Although this study is not able to clarify why patients with PsA in remission or LDA continue to report residual symptoms or disease burden, it raises several possibilities. One is that current definitions of remission or LDA in PsA may not be stringent enough and ongoing inflammation may lead to residual symptom or untoward patient outcomes. The other is that disease burden associated with functional status, psychologic distress, QoL, or fatigue in remission or LDA may be related to several factors other than disease activity or inflammation including; older age, disease duration, structural joint damage, sleep disturbance, comorbidities, socio-demographic characteristics of patients [49, 50]. Therefore, with taking into account these variables the definition of more comprehensive disease activity measures assessing individual aspect of disease in T2T approach in PsA needs to be further investigation.

A strength of our study is that to investigate residual symptoms or disease burden we examined not only the principle domains of PsA disease but also fatigue, mental health, functional disability and quality of life. Therefore, we provide more detailed information on pattern of residual symptoms in remission or LDA. On the other hand, a major limitation of this study is the cross-sectional design. The residue symptoms and disease burdens of patients were evaluated only in baseline visit.

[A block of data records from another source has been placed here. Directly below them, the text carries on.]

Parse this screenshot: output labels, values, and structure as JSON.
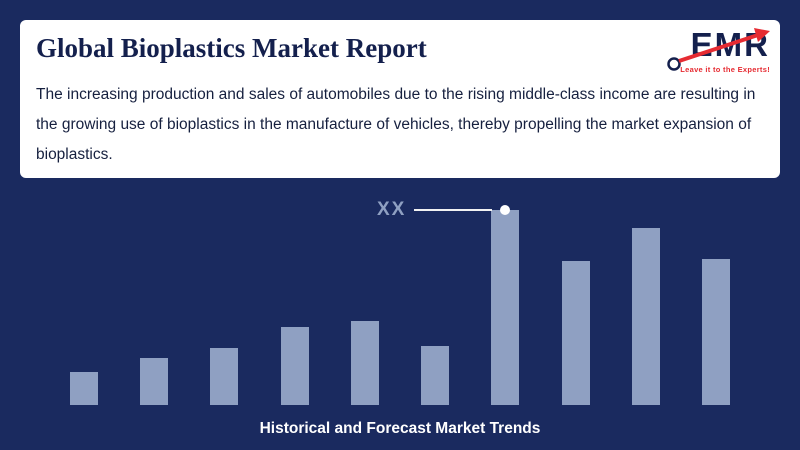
{
  "page": {
    "title": "Global Bioplastics Market Report",
    "description": "The increasing production and sales of automobiles due to the rising middle-class income are resulting in the growing use of bioplastics in the manufacture of vehicles, thereby propelling the market expansion of bioplastics.",
    "caption": "Historical and Forecast Market Trends",
    "logo": {
      "text": "EMR",
      "tagline": "Leave it to the Experts!"
    },
    "colors": {
      "background": "#1a2a5f",
      "bar": "#8fa0c2",
      "accent_red": "#e62b32",
      "title_navy": "#14204d",
      "annotation": "#ffffff"
    }
  },
  "chart_data": {
    "type": "bar",
    "title": "Historical and Forecast Market Trends",
    "categories": [
      "",
      "",
      "",
      "",
      "",
      "",
      "",
      "",
      "",
      ""
    ],
    "values": [
      17,
      24,
      29,
      40,
      43,
      30,
      100,
      74,
      91,
      75
    ],
    "xlabel": "",
    "ylabel": "",
    "ylim": [
      0,
      100
    ],
    "grid": false,
    "legend": false,
    "annotation": {
      "label": "XX",
      "bar_index": 6
    }
  }
}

Present study confirmed that despite in patient with PsA in remission or LDA by various definition, they may have still residual symptoms and/or disease burden in some clinical domains. These finding suggested that there is a significant unmet need with regard to definition of remission or LDA in T2T approach in PsA. In this regard, disease activity measures should not only assess major domain of clinical involvement, but also focus on assessment of unestimated residual symptoms in the several domains of disease. T2T approach also should aim to improvement in patient’s overall health.